Foi pela concepção da igreja que se determinou o que seria uma instituição familiar normal para os padrões sociais, não sendo aceito nenhuma outra instituição familiar que não fosse à união entre homem e mulher. Chegando ao período moderno e pós-moderno a constituição mesmo que por influência da igreja passou a ser formada pela afeição, e não mais para a finalidade de manter os bens e a honra. Perdeu sua característica de autoritarismo.
Na idéia de família, o que mais importa - a cada um de seus membros, e a todos a um só tempo - é exatamente pertencer ao seu âmago, é estar naquele idealizado lugar onde é possível integrar sentimentos, esperanças e valores, permitindo, a cada um, se sentir a caminho da realização de seu projeto pessoal de felicidade. (KEHL, 2010, p. 8).
A família agora é instituída pelo afeto e a busca constante pela felicidade existindo comumente a demonstração de solidariedade, fraternidade, amor compartilhado entre os membros.
De acordo com Dias (2015) a instituição familiar tida como contemporânea teve início com a inserção da mulher no mercado de trabalho (1950) na busca pela igualdade entre os pares. Com a introdução da medicação anticoncepcional no mercado (1967) a formação da família perdeu o caráter econômico criando seu alicerce no vínculo afetivo.
A evolução sofrida pelo conceito de família no ordenamento jurídico sofreu grande influência do direito romano, canônico e germânico, essa influência ocorreu devido a colonização sofrida pelo povo brasileiro, conforme ressalta Gonçalves (2018).
Com a chegada da Constituição da República Federativa do Brasil de 1988, todos os filhos passaram a ser constitucionalmente iguais e a terem os mesmos direitos e deveres, independentemente de sua origem, permitindo-se e facilitando o divórcio, os casamentos passaram a ocorrer entre pessoas mais maduras, deixando de ser pré-requisito para o fim obrigatório da maternidade/paternidade.
Em virtude disso, levando-se em consideração que a sociedade contemporânea é pluralista, a família também o deve ser para todos os fins. Assim surge um novo fato determinante para as relações familiares, que é o fenômeno da afetividade, como formador de relações familiares e objeto de proteção estatal, não sendo o caráter biológico o critério exclusivo na formação do vínculo familiar.
As mudanças que ocorreram no conceito e a evolução de família ao longo dos anos produziram grandes efeitos sócios histórico na instituição familiar atual. Assim as mudanças são significativas, no entanto tornou-se difícil acompanhar as transformações.
Para Gonçalves (2018, p.17), os direitos relacionados à família são os que mais se relacionam com a vida, na concepção do autor família é um instituto de realidade sociológica que forma a base do Estado, sendo ela o núcleo de qualquer organização social.
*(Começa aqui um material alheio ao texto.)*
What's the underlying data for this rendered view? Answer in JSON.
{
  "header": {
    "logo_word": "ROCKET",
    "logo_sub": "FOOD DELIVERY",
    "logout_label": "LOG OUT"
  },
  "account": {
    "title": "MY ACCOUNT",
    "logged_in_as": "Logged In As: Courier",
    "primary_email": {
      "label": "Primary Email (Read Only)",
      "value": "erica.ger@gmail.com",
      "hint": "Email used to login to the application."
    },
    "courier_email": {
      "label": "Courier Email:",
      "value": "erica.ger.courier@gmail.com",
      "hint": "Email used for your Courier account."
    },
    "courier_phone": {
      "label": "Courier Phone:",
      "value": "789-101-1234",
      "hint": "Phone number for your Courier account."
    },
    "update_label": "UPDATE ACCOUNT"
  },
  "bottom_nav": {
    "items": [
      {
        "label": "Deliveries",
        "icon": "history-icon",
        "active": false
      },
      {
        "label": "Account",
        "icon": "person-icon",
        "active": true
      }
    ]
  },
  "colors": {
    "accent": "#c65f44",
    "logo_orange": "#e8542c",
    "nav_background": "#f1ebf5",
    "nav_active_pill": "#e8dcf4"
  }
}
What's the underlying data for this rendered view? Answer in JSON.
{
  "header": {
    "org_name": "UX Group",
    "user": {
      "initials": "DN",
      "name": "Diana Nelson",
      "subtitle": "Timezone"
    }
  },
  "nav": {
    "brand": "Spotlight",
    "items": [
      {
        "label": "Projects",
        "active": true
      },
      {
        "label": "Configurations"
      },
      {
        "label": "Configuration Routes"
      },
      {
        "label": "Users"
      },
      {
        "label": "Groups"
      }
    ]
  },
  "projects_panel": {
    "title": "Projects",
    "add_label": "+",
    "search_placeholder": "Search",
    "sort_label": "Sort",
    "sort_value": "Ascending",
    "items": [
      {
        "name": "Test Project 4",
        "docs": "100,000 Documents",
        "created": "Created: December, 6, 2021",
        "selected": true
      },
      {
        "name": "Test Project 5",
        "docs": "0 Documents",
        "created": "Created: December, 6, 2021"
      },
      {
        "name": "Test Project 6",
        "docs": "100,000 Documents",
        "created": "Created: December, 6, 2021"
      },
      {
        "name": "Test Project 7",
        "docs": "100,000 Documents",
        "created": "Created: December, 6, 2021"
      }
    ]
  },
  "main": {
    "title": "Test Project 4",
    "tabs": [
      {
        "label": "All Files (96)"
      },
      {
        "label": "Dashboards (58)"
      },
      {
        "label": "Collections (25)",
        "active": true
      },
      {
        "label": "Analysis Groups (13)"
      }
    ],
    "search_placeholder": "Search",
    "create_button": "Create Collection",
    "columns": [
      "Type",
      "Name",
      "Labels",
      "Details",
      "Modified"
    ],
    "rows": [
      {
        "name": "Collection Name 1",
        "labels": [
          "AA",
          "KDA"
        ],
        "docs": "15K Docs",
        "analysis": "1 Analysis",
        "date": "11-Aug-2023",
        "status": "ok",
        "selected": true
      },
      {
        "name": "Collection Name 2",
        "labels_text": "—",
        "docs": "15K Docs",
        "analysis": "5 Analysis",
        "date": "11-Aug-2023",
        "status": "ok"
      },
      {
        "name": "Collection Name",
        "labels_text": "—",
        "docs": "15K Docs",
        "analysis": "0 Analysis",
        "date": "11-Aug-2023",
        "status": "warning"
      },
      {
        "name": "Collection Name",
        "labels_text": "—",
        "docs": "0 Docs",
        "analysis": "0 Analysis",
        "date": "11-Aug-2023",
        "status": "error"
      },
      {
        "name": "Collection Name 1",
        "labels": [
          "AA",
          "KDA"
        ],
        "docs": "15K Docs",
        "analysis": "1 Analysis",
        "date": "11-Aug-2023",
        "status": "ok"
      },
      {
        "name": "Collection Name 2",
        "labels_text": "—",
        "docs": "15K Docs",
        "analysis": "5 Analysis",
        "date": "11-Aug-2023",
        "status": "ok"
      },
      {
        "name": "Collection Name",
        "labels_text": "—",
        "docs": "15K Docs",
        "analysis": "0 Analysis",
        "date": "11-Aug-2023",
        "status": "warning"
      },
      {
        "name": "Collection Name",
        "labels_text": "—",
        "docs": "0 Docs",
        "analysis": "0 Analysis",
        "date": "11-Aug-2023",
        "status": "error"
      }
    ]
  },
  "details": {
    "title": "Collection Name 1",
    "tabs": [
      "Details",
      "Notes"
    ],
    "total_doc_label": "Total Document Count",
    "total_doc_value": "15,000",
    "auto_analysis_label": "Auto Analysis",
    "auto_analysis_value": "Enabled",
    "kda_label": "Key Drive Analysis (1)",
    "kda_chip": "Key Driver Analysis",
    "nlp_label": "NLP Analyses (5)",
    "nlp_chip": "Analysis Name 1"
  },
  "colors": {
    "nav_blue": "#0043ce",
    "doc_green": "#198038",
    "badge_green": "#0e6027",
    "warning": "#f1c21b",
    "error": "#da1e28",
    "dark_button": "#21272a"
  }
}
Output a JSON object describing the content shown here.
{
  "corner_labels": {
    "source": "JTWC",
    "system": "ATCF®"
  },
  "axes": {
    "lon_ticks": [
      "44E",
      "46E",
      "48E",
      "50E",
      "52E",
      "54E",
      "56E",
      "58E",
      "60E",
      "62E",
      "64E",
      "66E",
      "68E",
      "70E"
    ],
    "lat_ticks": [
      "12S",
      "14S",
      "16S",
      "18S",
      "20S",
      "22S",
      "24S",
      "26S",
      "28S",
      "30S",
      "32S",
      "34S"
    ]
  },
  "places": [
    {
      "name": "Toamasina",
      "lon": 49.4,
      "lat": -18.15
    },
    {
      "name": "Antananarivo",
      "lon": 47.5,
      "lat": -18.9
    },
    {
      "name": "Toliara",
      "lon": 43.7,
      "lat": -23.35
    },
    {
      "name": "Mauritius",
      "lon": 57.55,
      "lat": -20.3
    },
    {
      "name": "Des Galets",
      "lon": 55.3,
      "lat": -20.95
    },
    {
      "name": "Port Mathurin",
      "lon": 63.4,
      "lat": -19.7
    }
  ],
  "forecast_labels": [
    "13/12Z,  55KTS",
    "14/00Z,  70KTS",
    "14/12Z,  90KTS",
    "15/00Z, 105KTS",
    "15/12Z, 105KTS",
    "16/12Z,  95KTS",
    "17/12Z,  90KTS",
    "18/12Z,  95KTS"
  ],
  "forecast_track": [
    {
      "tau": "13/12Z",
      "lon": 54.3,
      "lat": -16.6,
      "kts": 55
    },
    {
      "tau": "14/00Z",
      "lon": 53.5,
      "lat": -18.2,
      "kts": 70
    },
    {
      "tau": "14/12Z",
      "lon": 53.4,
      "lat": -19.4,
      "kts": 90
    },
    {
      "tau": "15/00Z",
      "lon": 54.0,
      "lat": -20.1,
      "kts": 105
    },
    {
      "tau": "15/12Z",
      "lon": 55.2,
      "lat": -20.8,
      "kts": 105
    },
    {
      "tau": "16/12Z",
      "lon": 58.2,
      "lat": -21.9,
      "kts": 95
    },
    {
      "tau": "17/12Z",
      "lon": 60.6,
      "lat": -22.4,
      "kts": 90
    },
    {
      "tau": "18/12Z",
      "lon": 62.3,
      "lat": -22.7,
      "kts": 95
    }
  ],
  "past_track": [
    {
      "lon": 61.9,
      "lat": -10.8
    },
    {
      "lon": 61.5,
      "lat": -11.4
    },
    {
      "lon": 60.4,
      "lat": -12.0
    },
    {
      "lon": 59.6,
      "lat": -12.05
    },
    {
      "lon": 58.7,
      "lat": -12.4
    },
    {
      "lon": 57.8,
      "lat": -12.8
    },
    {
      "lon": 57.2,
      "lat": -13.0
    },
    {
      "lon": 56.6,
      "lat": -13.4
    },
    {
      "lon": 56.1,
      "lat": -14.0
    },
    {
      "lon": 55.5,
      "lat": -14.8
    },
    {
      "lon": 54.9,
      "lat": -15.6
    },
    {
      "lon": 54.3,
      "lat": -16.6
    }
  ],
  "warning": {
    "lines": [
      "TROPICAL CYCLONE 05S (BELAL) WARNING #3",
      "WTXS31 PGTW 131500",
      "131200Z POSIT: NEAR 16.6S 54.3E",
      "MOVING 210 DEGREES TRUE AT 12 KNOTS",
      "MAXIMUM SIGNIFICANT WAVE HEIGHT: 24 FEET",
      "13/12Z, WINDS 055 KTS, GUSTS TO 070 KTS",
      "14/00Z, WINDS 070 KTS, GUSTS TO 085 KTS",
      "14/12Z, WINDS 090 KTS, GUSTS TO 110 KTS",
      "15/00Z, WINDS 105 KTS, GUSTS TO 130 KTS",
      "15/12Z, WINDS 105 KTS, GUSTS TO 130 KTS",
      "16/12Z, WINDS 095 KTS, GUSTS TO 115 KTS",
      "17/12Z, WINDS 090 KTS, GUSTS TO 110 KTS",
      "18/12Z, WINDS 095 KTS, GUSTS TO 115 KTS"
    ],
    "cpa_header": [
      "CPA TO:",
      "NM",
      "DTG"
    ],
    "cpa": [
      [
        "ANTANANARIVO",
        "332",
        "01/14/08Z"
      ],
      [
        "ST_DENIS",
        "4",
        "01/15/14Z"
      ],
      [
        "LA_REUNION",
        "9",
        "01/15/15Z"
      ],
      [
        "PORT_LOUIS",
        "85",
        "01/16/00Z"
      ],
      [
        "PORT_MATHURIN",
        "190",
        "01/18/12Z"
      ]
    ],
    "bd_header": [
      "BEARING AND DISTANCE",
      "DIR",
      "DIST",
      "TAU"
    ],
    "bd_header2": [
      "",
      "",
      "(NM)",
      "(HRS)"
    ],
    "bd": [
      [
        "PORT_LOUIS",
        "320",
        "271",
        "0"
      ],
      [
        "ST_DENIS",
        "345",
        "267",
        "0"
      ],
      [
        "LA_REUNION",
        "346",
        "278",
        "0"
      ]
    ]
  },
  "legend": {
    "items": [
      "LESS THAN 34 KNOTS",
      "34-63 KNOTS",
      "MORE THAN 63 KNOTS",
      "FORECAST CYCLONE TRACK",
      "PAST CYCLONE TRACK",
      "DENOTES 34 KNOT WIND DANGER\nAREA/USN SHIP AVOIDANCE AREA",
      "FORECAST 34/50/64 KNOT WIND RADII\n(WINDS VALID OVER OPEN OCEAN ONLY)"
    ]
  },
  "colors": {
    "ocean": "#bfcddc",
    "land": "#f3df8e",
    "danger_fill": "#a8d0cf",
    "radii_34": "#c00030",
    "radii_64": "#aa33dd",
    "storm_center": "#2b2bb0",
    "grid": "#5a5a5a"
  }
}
Ainda, na visão do referido autor numa concepção mais normativa entende que direitos de família são aquele em que uma pessoa está inserida em uma família e ainda sendo denominado como pai, mãe ou filho, diferentemente dos direitos patrimoniais. Os direitos de família tratam tanto das relações entre parentes, ascendentes e descendentes quanto das relações estritamente patrimonial.
Conforme a sua finalidade ou o seu objetivo, as normas do direito de família ora regulam as relações pessoais entre os cônjuges, ou entre os ascendentes e os descendentes ou entre parentes fora da linha reta; ora disciplinam as relações patrimoniais que se desenvolvem no seio da família, compreendendo as que se passam entre cônjuges, entre pais e filhos, entre tutor e pupilo; ora finalmente assumem a direção das relações assistenciais, e novamente têm em vista os cônjuges entre si, os filhos perante os pais, o tutelado em face do tutor, o interdito diante do seu curador. Relações pessoais, patrimoniais e assistenciais são, portanto, os três setores em que o direito de família atua. (GONÇALVES, 2018, p 18).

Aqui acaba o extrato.